Alpha channel work WITHOUT Alphabend **I want control !
Hello Jitter friends!
I want to have control over the alpha channel. Essentially I want to chose areas within the matrix to make transparent and other areas to be at full opacity. So, I'm testing out a method with jit.unpack and jit.pack to first ensure that I even have an alpha layer, then I am trying to control the opacity with an operation on that layer with jit.op (Doesn't seem to work)
I don't want alphablend because it doesn't seem to provide any control over which areas are transparent or not.
Am I dealing with this incorrectly? Something I am not understanding about alpha?
I thought I would be able to create a matrix with 0 and 255 in different coordinates and use that as a transparency map by multiplying it to a movie clip passing through jit.op, but nothing seems to be working as desired.
here is a patch of the first test
Thanks for any help and or direction !
I'd say that, yes, you are not understanding the alpha plane correctly.
Think of the alpha channel (plane 0) as containing the level of 'opacity' of each pixel. You still need to use jit.alphablend to alphablend two videos; jit.alphablend uses the plane 0 value of each pixel of the left video to determine how fully it will occlude the corresponding pixel of the right video. A value of 0 means fully transparent (lets the other video's pixel show through entirely) whereas a value of 1 means fully opaque (completely occludes the other video's pixel).
See Jitter Tutorial 29 Using the Alpha Channel, and see also the example titled "mask by alphablend" on this page: http://music.arts.uci.edu/dobrian/IAP2006/examples.htm
P.S. Using two jit.gl.videoplane objects is even easier and more computationally efficient. Send the matrix with the desired alpha channel information into [jit.gl.videoplane @depth_enable 0 @blend_enable 1 @layer 1]
P.P.S. Search something like "alpha channel mask opengl" in the forum for a garden of educational delights.
sweet, that makes enough sense for me to explore that avenue, but I still don't understand why I wouldn't be able to perform an operation on that plane 0 through jit.op
The way you're implementing the jit.op object isn't doing what you need done.
To perform DIY alphablending (with jit.op rather than jit.alphablend) you'd need to multiply one video by the (1-plane) matrix of alpha values you want (for each pixel), and multiply the other video by the opposite opacity (255 minus the alpha values you want), then add them together. (That's what jit.alphablend does, using the plane 0 values of one of the videos.)
Here are some examples.
1) Constructing a 1-plane matrix with the desired alpha mask, packing it into plane 0 of one video, then sending the two videos to jit.alphablend.
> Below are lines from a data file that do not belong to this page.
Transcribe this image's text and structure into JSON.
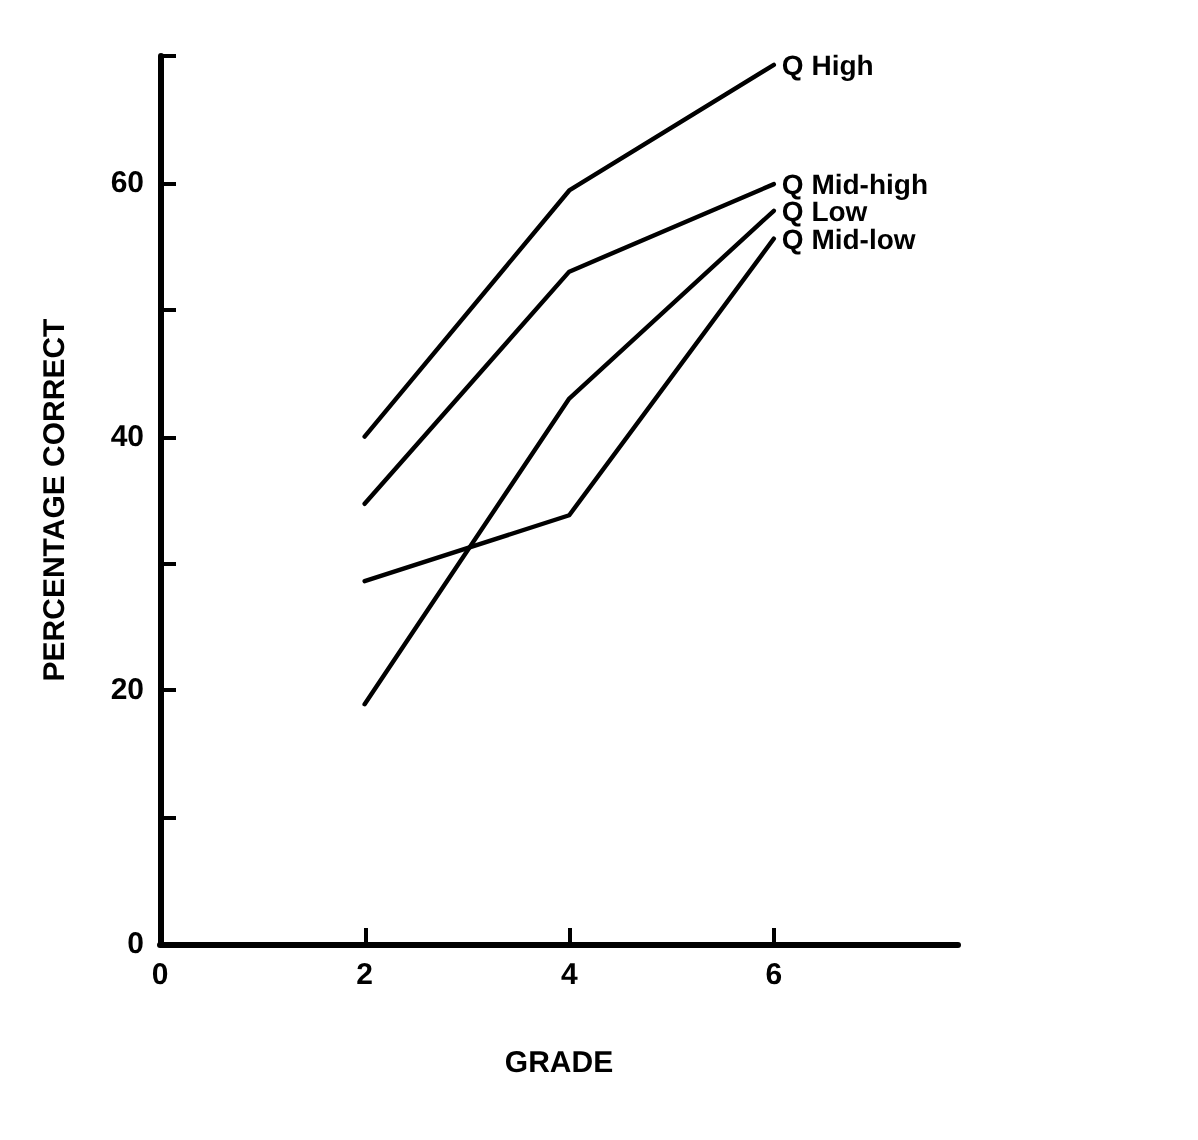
{
  "chart_data": {
    "type": "line",
    "xlabel": "GRADE",
    "ylabel": "PERCENTAGE CORRECT",
    "x": [
      2,
      4,
      6
    ],
    "series": [
      {
        "name": "Q High",
        "color": "#000000",
        "values": [
          40.0,
          59.4,
          69.3
        ]
      },
      {
        "name": "Q Mid-high",
        "color": "#000000",
        "values": [
          34.7,
          53.0,
          59.9
        ]
      },
      {
        "name": "Q Low",
        "color": "#000000",
        "values": [
          18.9,
          43.0,
          57.8
        ]
      },
      {
        "name": "Q Mid-low",
        "color": "#000000",
        "values": [
          28.6,
          33.8,
          55.6
        ]
      }
    ],
    "xlim": [
      0,
      7.8
    ],
    "xticks": [
      0,
      2,
      4,
      6
    ],
    "ylim": [
      0,
      70
    ],
    "yticks": [
      0,
      {
        "value": 10,
        "label": null
      },
      20,
      {
        "value": 30,
        "label": null
      },
      40,
      {
        "value": 50,
        "label": null
      },
      60,
      {
        "value": 70,
        "label": null
      }
    ],
    "grid": false,
    "legend": false,
    "marker": "none",
    "line_style": "solid"
  }
}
2) Constructing a 1-plane matrix with the desired alpha mask, multiplying one video by that, and the other video by 255 minus that, then adding the two results together. (Same effect as No. 1.)
3) Just for fun, this example uses 255 minus the brightness of one video as the "alpha" mask of the other video.
Thanks for the examples! I'll try to work something out from here!
(is jit.movie a max 7 object? I don't have such an object on 6 but I just replaced it with jit.qt.movie)
Yes. And [jit.*] is the same as [jit.op @op *], etc.